Single Step Formation of C-TiO2 Nanotubes: Influence of Applied Voltage and Their Photocatalytic Activity under Solar Illumination

1Nanotechnology & Catalysis Research Centre (NANOCAT), Institute of Postgraduate Studies (IPS), Universiti Malaya, 3rd Floor, Block A, 50603 Kuala Lumpur, Malaysia
2School of Materials and Mineral Resources Engineering, Universiti Sains Malaysia Engineering Campus, Seberang Perai Selatan, Pulau Pinang, 14300 Nibong Tebal, Malaysia

Received 25 June 2013; Revised 29 September 2013; Accepted 7 October 2013

Academic Editor: Huogen Yu

Copyright © 2013 Chin Wei Lai and Srimala Sreekantan.

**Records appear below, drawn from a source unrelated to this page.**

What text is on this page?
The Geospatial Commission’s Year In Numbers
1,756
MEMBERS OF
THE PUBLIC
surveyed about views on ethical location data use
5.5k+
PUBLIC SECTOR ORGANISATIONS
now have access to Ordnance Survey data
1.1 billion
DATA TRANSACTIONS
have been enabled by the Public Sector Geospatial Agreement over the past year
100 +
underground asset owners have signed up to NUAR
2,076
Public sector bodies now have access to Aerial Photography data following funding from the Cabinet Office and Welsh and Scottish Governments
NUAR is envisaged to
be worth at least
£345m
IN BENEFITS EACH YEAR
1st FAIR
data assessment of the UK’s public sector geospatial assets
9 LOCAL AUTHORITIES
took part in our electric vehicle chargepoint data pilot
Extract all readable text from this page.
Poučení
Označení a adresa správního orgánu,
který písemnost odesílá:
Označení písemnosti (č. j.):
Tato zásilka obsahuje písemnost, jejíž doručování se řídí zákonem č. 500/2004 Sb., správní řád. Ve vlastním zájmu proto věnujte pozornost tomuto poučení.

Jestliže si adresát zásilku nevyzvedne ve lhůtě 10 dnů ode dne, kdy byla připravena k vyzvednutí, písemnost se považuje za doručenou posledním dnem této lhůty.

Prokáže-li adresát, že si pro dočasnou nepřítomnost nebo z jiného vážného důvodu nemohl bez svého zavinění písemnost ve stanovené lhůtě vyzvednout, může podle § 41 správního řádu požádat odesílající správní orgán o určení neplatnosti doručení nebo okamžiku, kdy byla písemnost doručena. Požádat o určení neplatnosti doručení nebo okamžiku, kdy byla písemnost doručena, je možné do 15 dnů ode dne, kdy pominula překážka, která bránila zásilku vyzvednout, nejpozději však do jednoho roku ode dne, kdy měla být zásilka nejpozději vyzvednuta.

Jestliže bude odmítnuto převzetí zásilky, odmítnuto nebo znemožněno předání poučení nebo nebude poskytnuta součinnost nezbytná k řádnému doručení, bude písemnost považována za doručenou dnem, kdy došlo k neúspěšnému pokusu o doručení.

This is an open access article distributed under the Creative Commons Attribution License, which permits unrestricted use, distribution, and reproduction in any medium, provided the original work is properly cited.

Abstract

Self-aligned and high-uniformity carbon (C)- titania (TiO2) nanotube arrays were successfully formed via single step anodization of titanium (Ti) foil at 30 V for 1 h in a bath composed of ethylene glycol (EG), ammonium fluoride (NH4F), and hydrogen peroxide (H2O2). It was well established that applied voltage played an important role in controlling field-assisted oxidation and field-assisted dissolution during electrochemical anodization process. Therefore, the influences of applied voltage on the formation of C-TiO2 nanotube arrays were discussed. It was found that a minimal applied voltage of 30 V was required to form the self-aligned and high-uniformity C-TiO2 nanotube arrays with diameter of ~75 nm and length of ~2 μm. The samples synthesized using different applied voltages were then subjected to heat treatment for the conversion of amorphous phase to crystalline phase. The photocatalytic activity evaluation of C-TiO2 samples was made under degradation of organic dye (methyl orange (MO) solution). The results revealed that controlled nanoarchitecture C-TiO2 photocatalyst led to a significant enhancement in photocatalytic activity due to the creation of more specific active surface areas for incident photons absorption from the solar illumination.